Originally Posted by
Watee-Said
Hi Michael, bear with me as I'm not familiar with your software - what DAW are you using? I guess workflow is always a personal thing - for what it's worth, in your situation, I would parallel process each mono guitar track ( as I suspect you do) by bussing them to three stereo aux tracks. Then I would buss both the 3 stereo aux tracks and the original 3 guitar tracks to another stereo aux track called 'Master Stereo Mix'. By creating 3 individual send busses for each guitar track you can then vary the amount of each track that you send to each or some of the three stereo FX Aux tracks. ( sorry - you probably know all that) I would leave the original guitar tracks panned hard L - R and centre but would definitely pan the stereo FX aux tracks centrally so that you get the max stereo impact of each stereo FX. ( You do need stereo plug in FX to achieve that but again - I have hundreds - but the WAVES plug ins I use are by far the best. ) On the Stereo Master Aux Track, I normally only use a single plug in like a finaliser to bring everything up to a final mix quality finish. ( All the other FX and EQ have already been applied on an individual track basis before it reaches that stage.)

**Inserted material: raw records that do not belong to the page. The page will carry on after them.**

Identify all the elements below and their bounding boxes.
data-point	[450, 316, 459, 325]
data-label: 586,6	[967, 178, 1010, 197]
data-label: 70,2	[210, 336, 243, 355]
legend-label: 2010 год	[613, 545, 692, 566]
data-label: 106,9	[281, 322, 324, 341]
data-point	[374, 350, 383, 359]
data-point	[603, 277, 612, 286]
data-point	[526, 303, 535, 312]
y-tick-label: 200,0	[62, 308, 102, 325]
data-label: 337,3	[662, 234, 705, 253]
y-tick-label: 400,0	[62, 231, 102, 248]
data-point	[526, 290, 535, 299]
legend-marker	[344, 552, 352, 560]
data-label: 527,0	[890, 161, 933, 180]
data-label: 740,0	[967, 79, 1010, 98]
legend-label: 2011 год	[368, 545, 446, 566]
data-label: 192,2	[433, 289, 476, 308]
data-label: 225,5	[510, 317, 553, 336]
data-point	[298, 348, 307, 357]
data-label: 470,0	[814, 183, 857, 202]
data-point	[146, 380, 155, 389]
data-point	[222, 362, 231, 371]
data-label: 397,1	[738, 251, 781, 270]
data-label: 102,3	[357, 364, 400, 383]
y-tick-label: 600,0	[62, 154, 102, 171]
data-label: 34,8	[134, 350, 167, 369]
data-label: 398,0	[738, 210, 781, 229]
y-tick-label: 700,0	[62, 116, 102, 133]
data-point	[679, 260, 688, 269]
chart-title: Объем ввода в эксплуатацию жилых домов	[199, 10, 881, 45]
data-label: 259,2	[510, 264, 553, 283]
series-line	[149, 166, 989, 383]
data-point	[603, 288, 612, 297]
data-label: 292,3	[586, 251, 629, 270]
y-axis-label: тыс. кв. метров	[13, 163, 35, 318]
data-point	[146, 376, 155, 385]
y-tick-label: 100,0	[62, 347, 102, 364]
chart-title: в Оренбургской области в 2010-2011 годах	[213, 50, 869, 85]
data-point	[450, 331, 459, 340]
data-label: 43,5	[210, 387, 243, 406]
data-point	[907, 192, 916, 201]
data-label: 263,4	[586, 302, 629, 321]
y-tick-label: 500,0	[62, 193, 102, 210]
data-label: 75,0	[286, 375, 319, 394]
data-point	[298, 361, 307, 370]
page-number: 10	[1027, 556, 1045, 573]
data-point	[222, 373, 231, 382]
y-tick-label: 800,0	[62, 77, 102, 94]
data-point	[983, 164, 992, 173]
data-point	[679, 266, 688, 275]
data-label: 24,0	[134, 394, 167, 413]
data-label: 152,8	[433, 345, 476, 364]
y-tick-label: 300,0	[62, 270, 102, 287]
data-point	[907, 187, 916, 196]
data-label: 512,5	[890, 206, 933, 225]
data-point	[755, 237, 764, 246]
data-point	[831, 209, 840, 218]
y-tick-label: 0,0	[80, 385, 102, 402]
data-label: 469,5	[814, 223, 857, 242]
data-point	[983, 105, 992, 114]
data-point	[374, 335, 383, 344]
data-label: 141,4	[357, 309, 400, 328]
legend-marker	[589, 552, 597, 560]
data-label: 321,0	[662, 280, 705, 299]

So in summary , 3 mono audio tracks for the guitars. three stereo aux tracks for the FX and one stereo aux track for the Master Track. Simply bus the signals around as described above. You talk about moving between DAWs. Not sure I understand why - are you planning to continue mixing on another DAW or just transferring your guitar tracks to someone elses? If it's just a case of transferring your master guitar track, i would do as above and then bounce your master stereo track down as a WAV file and not an MP3 ( if your DAW allows you to - I think most do) as MP3 is very compressed.
I would do all the dynamic tweaking on each aux track before returning it to the master stereo aux track. The better you achieve the dynamics on the source then the less you have to do at mastering stage on the consolidated mix. If you really want to generate panned reverb / chorus / compression, then you could just do that on each individual guitar track - I wouldn't parallel process. However you will effectively get a mono mix - even if you bounce it to a stereo track at the end.
Hope I haven't got the wrong end of the stick - I am quite old which is my only excuse if I have !!